Step-by-step Calculation:
Given:
Volume of \( \text{H}_2\text{SO}_4 \) used = 10 mL = 0.01 L
Molarity of \( \text{H}_2\text{SO}_4 \) = 2M
Moles of \( \text{H}_2\text{SO}_4 \) used:
\[\text{Moles of } \text{H}_2\text{SO}_4 = \text{Molarity} \times \text{Volume (in L)} = 2 \times 0.01 = 0.02 \, \text{mol}\]
Reaction between \( \text{NH}_3 \) and \( \text{H}_2\text{SO}_4 \):
\[2\text{NH}_3 + \text{H}_2\text{SO}_4 \rightarrow (\text{NH}_4)_2\text{SO}_4\]
From the stoichiometry of the reaction, 2 moles of \( \text{NH}_3 \) react with 1 mole of \( \text{H}_2\text{SO}_4 \). Therefore, moles of \( \text{NH}_3 \) released:
\[\text{Moles of } \text{NH}_3 = 2 \times \text{Moles of } \text{H}_2\text{SO}_4 = 2 \times 0.02 = 0.04 \, \text{mol}\]
Mass of nitrogen in \( \text{NH}_3 \):
\[\text{Mass of nitrogen} = \text{Moles of } \text{NH}_3 \times \text{Molar mass of nitrogen (14 g/mol)}\]
\[\text{Mass of nitrogen} = 0.04 \times 14 = 0.56 \, \text{g}\]
Percentage of nitrogen in the compound:
\[\text{Percentage of nitrogen} = \left( \frac{\text{Mass of nitrogen}}{\text{Mass of organic compound}} \right) \times 100\]
\[\text{Percentage of nitrogen} = \left( \frac{0.56}{1} \right) \times 100 = 56\%\]
Conclusion: The percentage of nitrogen in the compound is \( 56\% \).

Answer 2

Given: 

The chemical reaction is:

\[ H_2SO_4 + 2 NH_3 \rightarrow (NH_4)_2SO_4 \]

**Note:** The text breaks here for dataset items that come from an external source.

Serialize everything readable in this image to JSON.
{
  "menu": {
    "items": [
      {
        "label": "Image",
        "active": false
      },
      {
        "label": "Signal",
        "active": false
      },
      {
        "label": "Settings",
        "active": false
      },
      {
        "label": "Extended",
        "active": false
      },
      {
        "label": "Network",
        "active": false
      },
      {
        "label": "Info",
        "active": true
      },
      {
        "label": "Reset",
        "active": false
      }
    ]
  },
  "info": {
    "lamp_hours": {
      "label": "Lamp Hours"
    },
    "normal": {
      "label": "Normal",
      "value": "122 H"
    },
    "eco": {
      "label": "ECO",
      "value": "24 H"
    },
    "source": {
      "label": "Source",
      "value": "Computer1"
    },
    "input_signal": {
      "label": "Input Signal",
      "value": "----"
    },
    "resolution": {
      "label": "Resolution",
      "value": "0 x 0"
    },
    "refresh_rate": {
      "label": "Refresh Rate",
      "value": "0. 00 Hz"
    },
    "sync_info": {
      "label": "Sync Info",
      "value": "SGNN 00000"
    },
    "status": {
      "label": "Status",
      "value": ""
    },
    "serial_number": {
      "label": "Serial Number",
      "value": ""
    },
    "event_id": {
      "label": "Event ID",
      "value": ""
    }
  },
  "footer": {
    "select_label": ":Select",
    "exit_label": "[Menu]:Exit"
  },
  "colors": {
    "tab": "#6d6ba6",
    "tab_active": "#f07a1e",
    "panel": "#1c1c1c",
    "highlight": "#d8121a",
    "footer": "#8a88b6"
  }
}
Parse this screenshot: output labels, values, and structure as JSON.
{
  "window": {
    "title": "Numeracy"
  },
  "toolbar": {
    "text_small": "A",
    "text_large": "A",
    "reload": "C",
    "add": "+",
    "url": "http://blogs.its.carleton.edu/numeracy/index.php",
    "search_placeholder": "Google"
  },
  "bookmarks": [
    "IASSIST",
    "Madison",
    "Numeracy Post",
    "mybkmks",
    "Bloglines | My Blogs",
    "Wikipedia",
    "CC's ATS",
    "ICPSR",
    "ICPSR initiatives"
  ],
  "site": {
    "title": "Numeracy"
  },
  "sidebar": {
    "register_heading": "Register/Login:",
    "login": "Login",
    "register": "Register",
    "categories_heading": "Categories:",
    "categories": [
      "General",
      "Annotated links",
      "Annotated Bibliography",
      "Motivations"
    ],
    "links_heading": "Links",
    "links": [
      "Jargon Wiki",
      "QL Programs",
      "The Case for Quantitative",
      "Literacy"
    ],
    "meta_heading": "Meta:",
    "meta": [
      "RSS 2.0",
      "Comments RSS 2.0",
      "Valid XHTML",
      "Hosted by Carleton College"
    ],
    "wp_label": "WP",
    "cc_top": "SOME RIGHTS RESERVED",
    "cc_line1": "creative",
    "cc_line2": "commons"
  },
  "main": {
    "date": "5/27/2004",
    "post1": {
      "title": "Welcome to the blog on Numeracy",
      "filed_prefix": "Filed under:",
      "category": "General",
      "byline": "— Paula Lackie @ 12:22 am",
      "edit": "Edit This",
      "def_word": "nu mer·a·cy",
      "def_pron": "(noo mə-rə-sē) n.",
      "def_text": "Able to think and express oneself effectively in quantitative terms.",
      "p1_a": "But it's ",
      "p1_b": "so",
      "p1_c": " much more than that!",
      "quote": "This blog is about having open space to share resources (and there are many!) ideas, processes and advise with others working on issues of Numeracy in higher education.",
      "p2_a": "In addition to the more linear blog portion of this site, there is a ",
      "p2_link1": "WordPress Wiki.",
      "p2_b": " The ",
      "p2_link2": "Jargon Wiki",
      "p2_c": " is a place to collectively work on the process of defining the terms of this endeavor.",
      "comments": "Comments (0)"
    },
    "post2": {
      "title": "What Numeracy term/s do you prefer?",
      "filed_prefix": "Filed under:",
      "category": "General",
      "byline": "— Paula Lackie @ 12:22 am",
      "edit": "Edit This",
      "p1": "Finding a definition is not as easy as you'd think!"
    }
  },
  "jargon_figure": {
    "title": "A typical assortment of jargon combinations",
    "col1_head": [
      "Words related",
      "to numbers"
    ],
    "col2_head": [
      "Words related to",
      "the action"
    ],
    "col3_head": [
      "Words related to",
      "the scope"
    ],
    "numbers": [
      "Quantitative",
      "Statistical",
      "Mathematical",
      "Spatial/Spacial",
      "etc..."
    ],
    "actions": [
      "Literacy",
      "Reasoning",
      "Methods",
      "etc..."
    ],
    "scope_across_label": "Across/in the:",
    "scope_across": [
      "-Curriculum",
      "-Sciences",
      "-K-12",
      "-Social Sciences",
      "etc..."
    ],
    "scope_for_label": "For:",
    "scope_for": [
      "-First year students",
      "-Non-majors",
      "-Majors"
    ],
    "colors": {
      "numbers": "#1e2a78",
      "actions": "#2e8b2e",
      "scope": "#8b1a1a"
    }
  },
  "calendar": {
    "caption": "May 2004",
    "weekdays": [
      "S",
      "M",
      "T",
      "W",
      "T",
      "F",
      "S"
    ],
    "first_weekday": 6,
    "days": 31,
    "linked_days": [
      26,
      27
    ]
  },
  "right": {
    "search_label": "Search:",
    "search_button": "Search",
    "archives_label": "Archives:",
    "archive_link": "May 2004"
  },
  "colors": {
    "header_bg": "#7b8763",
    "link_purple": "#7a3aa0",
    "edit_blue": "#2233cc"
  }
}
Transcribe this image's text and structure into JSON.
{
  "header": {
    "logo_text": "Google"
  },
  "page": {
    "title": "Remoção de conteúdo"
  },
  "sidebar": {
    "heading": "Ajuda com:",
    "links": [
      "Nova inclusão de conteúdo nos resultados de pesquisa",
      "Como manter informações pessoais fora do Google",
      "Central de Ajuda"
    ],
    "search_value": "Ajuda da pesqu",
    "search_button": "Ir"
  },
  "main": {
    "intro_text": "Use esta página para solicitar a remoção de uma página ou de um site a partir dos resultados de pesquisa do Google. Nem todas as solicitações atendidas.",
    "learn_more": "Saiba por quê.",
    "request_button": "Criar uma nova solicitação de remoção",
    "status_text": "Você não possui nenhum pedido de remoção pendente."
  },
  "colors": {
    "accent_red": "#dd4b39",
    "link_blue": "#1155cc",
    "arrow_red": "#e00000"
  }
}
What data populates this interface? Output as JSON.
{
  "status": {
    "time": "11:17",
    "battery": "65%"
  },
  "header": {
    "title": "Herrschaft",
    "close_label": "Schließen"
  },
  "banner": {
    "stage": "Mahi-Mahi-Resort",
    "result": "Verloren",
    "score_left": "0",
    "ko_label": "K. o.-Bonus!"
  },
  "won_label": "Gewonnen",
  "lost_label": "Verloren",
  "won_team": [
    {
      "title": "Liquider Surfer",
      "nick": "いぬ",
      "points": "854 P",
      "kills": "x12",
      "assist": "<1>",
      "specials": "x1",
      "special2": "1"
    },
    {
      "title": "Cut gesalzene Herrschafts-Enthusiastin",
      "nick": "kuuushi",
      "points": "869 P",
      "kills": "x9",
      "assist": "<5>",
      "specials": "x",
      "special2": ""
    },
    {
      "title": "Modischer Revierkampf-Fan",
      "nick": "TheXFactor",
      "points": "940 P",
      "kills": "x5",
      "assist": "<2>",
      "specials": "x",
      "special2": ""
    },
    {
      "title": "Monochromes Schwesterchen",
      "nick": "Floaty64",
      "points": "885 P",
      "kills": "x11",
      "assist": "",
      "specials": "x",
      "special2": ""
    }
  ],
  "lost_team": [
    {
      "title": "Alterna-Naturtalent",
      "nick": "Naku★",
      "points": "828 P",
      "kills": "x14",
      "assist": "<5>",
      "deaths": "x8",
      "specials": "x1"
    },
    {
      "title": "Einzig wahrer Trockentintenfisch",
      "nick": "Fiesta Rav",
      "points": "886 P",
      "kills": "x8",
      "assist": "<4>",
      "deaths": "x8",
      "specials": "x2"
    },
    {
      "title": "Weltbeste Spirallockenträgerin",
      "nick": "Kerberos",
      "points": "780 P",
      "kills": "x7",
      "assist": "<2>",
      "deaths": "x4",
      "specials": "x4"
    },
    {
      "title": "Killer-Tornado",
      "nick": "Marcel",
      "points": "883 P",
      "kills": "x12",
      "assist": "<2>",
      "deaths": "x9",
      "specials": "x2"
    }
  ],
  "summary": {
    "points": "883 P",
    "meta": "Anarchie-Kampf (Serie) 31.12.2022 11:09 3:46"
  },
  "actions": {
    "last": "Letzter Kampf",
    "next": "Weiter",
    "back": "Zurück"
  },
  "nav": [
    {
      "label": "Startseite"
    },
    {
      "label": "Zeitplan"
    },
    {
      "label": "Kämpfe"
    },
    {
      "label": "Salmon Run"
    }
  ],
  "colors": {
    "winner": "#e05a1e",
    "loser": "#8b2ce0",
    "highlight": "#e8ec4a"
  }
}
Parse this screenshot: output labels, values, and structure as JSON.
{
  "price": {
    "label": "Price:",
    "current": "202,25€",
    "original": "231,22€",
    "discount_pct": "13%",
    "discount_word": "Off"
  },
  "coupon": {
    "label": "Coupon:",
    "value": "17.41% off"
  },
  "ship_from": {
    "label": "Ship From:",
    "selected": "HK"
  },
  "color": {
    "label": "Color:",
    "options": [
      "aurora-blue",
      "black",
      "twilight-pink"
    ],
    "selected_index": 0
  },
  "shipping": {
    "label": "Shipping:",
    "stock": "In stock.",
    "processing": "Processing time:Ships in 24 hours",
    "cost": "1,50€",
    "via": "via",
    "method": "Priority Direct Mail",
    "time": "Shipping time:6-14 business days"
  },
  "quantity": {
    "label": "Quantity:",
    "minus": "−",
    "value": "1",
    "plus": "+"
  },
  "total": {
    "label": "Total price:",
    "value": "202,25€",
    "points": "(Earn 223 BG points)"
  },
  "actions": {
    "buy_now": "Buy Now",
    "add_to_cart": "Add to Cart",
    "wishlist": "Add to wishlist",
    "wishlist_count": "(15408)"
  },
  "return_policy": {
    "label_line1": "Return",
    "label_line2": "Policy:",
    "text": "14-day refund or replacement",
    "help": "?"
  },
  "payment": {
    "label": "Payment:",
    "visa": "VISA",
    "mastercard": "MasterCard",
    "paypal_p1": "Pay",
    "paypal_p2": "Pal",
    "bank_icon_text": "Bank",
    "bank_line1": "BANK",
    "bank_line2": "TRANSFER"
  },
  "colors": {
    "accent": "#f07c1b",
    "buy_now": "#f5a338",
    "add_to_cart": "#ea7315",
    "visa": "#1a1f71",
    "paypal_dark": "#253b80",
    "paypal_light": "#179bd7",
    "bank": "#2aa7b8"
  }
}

Step 1: The millimoles of \( H_2SO_4 \) are given as:

\[ \text{Millimole of } H_2SO_4 = 10 \times 2 = 20 \, \text{millimoles} \]

Step 2: From the reaction, the millimoles of \( NH_3 \) required are twice that of \( H_2SO_4 \), so:

\[ \text{Millimole of } NH_3 = 20 \times 2 = 40 \, \text{millimoles} \]

Step 3: Now, for the organic compound (which is ammonia, \( NH_3 \)) with 40 millimoles:

\[ \text{Mole of } N = \frac{40}{1000} \, \text{moles} \]

Step 4: The molecular weight of nitrogen (\(N\)) is 14, so the weight of nitrogen in the compound is:

\[ \text{w.t. of N} = \frac{40}{1000} \times 14 = 0.56 \, \text{g} \]

Step 5: The percentage composition of nitrogen in the organic compound is:

\[ \% \text{composition of N} = \frac{40 \times 14}{1000 \times 1} \times 100 = 56\% \]

Final Answer:

The percentage composition of nitrogen in the organic compound is \( \boxed{56\%} \).